Small and mid-sized companies have long resisted the cloud computing trend. However, this phalanx of the resistance is slowly crumbling. In fact, more and more decision-makers are realising that the use of cloud computing can provide major cost savings. Many requirements from customers and employers cannot be delivered without the support of cloud-based services. Data security remains a continual issue – as it should.
Data in the cloud – gone with the wind?
Cloud computing refers to non-local data processing. The hardware and software are not located locally at the company (referred to as on-premise or private cloud) but rather located in a remote data centre and then made available by a cloud provider via internet.
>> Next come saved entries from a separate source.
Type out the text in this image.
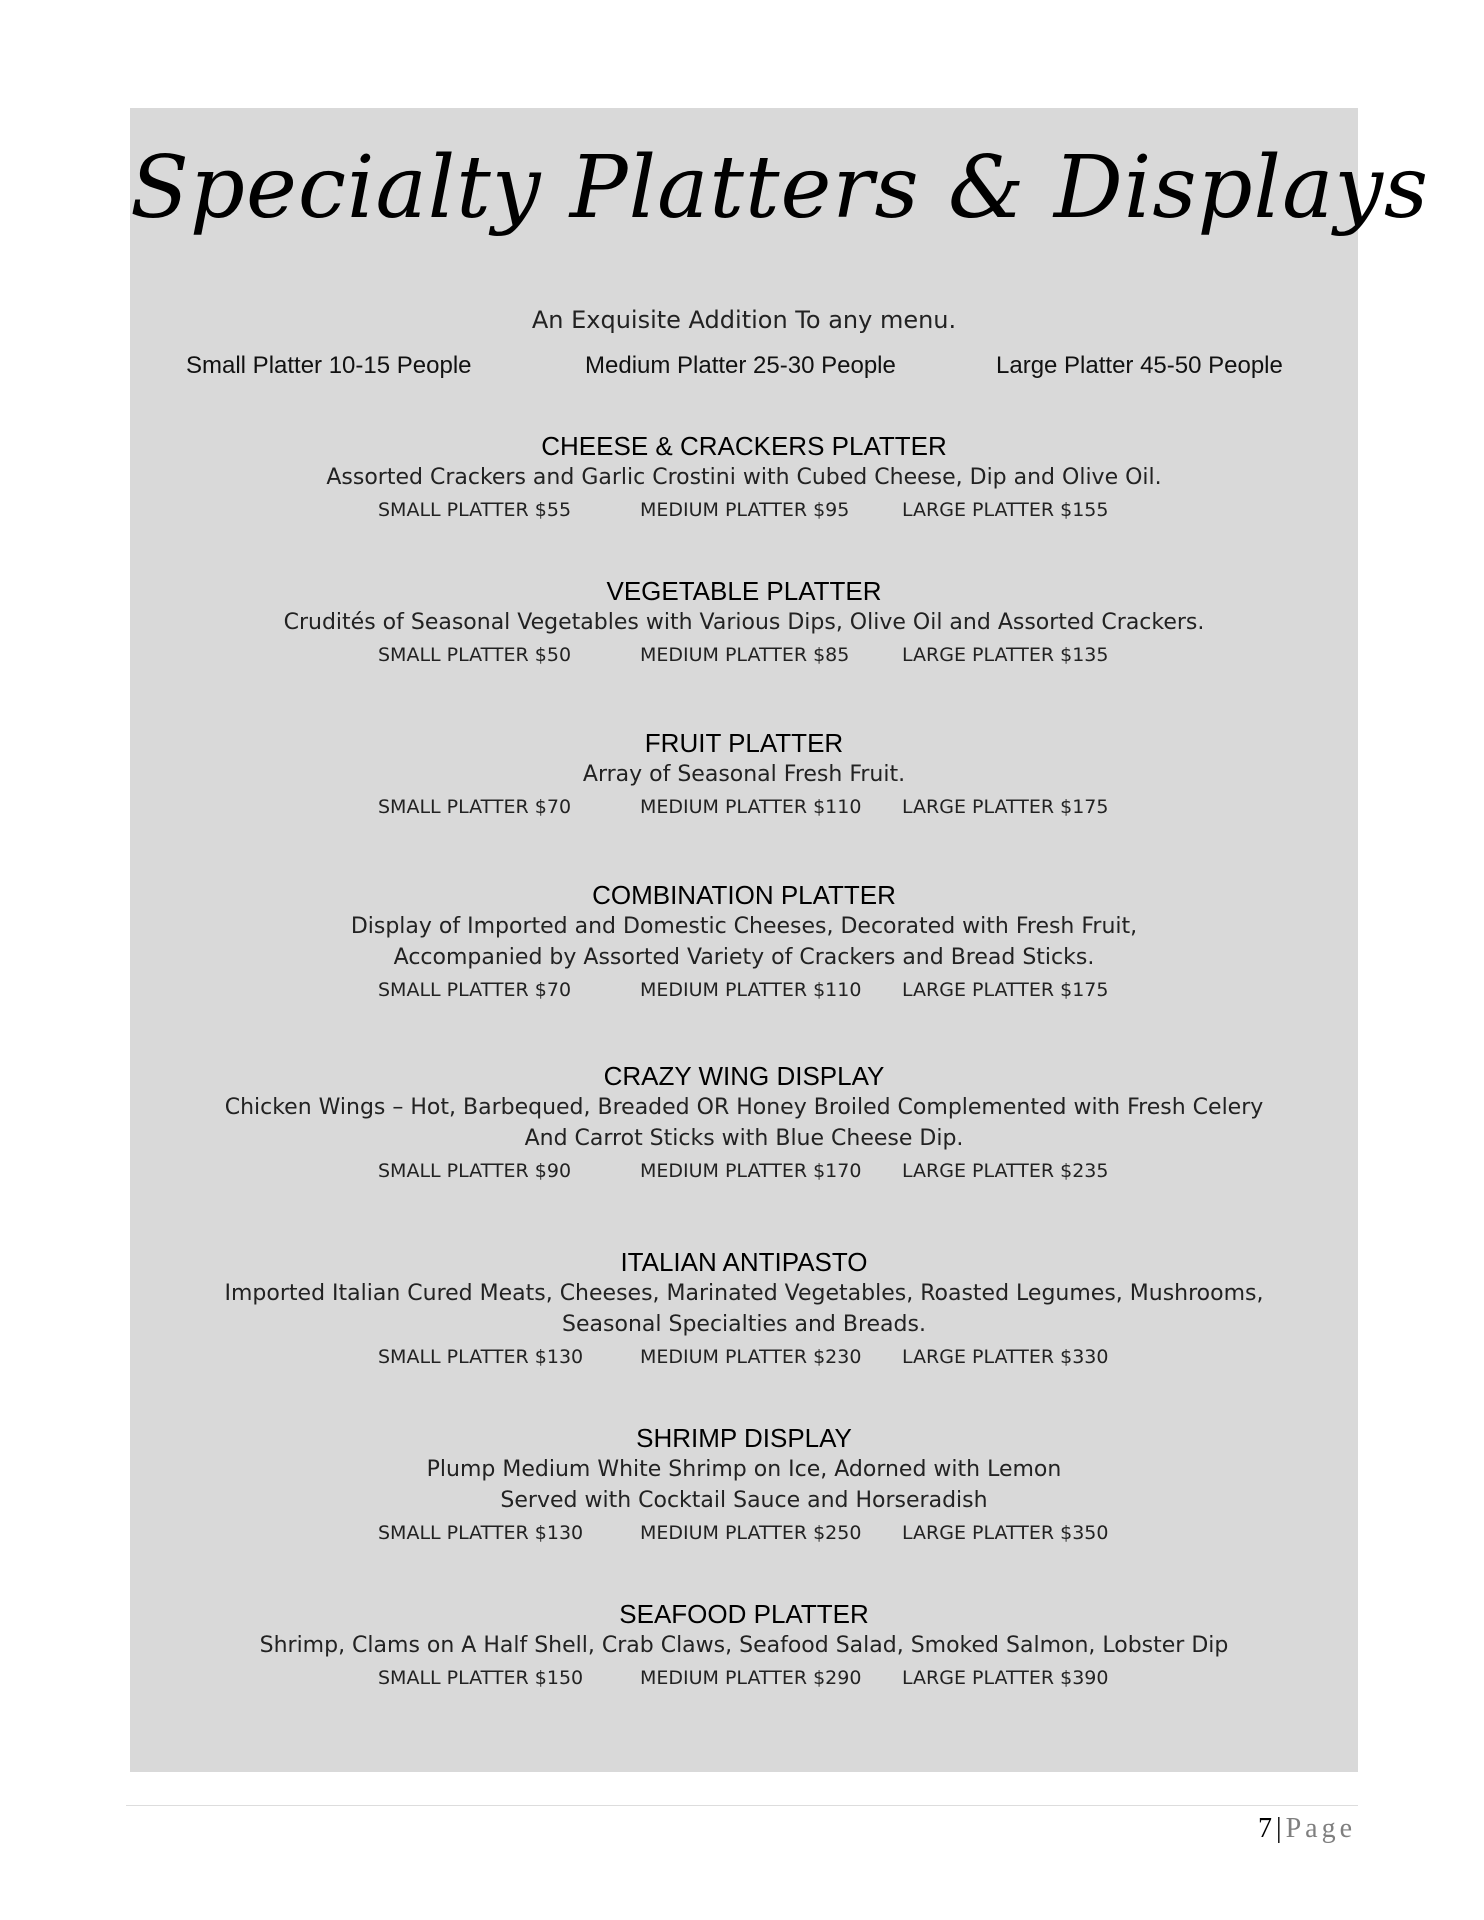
Specialty Platters & Displays
An Exquisite Addition To any menu.
Small Platter 10-15 People	Medium Platter 25-30 People	Large Platter 45-50 People
CHEESE & CRACKERS PLATTER
Assorted Crackers and Garlic Crostini with Cubed Cheese, Dip and Olive Oil.
SMALL PLATTER $55	MEDIUM PLATTER $95	LARGE PLATTER $155
VEGETABLE PLATTER
Crudités of Seasonal Vegetables with Various Dips, Olive Oil and Assorted Crackers.
SMALL PLATTER $50	MEDIUM PLATTER $85	LARGE PLATTER $135
FRUIT PLATTER
Array of Seasonal Fresh Fruit.
SMALL PLATTER $70	MEDIUM PLATTER $110 LARGE PLATTER $175
COMBINATION PLATTER
Display of Imported and Domestic Cheeses, Decorated with Fresh Fruit,
Accompanied by Assorted Variety of Crackers and Bread Sticks.
SMALL PLATTER $70	MEDIUM PLATTER $110 LARGE PLATTER $175
CRAZY WING DISPLAY
Chicken Wings – Hot, Barbequed, Breaded OR Honey Broiled Complemented with Fresh Celery
And Carrot Sticks with Blue Cheese Dip.
SMALL PLATTER $90	MEDIUM PLATTER $170 LARGE PLATTER $235
ITALIAN ANTIPASTO
Imported Italian Cured Meats, Cheeses, Marinated Vegetables, Roasted Legumes, Mushrooms,
Seasonal Specialties and Breads.
SMALL PLATTER $130	MEDIUM PLATTER $230 LARGE PLATTER $330
SHRIMP DISPLAY
Plump Medium White Shrimp on Ice, Adorned with Lemon
Served with Cocktail Sauce and Horseradish
SMALL PLATTER $130	MEDIUM PLATTER $250 LARGE PLATTER $350
SEAFOOD PLATTER
Shrimp, Clams on A Half Shell, Crab Claws, Seafood Salad, Smoked Salmon, Lobster Dip
SMALL PLATTER $150	MEDIUM PLATTER $290 LARGE PLATTER $390
7 | Page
Perhaps it is the term itself which causes some of the decision makers discomfort. Is company data safe in the cloud, or is it “gone with the wind”?
Cloud Computing or On Premise?
The storage, performance and security offered by cloud computing providers is generally more cost-effective than providing the hardware and personnel locally. And this is also a great advantage for SMEs, since they don’t need expensive server rooms and IT specialists. The ability to analyse large amounts of data at high speeds, in particular, often cannot be implemented by the local IT department at a reasonable cost. Software is also increasingly being used as a service from the cloud (software-as-a-service, or “SaaS”). Thus, expensive programs do not have to be purchased and installed. Cloud computing is also advantageous compared to on-premise installations when several sites are to be networked and supplied with identical software. The same applies when providing operational information on mobile devices. Many such applications are already available from our MICA.network partners.
Big data for machine learning
A typical cloud computing scenario in manufacturing companies is context-based information presentation. Employees from the manufacturing or service department automatically receive the information that they currently require – typically on their mobile device (tablet, smartphone or smartwatch). The necessary information must therefore be compiled from real-time and historical data and then analysed. The real-time data is collected using existing or newly installed sensors. Temperature sensors, for example, detect the ambient conditions of machines. Cloud services start learning the machine’s behaviour by analysing long track data, and draw conclusions about possible future events, such as disturbances or risks, and put them in relation to the machine temperatures. As a result, machine wear can be detected early based on temperature deviations. This additional information is communicated clearly and at an early stage via notifications or dashboards so that the necessary repairs or replacements can be scheduled. As a result, production losses or delays are avoided. Significant costs and risks do not spring up unexpectedly.
IoT gateways: data from the sensor to the cloud
Devices in the automation pyramid, starting with autonomous sensors and controllers, are not normally designed to transfer data to the cloud. There are so-called IoT gateways which are used for this purpose. The best tools for this job are small industrial PCs, such as HARTING’s MICA, because their performance, connectivity and return on investment (ROI), have been optimized for these tasks. As an IoT gateway, the MICA collects data from sensors or the PLC. It then converts this into an interpretable data format (such as OPC-UA) and transmits the data to the cloud using an installed Cloud Connector. The container architecture of the MICA enables connectors for various cloud providers to be easily installed as apps. Apps for well-known cloud providers (Dimension Data, IBM Bluemix, Microsoft Azure and SAP Hana) have already been implemented or certified.
Data security for cloud computing
Many companies are, understandably, very concerned about data security. This includes both protection against third-party access (hackers) and against the unauthorised use of data by the provider of the cloud infrastructure. This protection usually is provided by VPN (virtual private network) connections between the IoT gateway and the cloud or even the end application. However, these must be easy to operate and compatible with standardised hardware and conventional communication channels.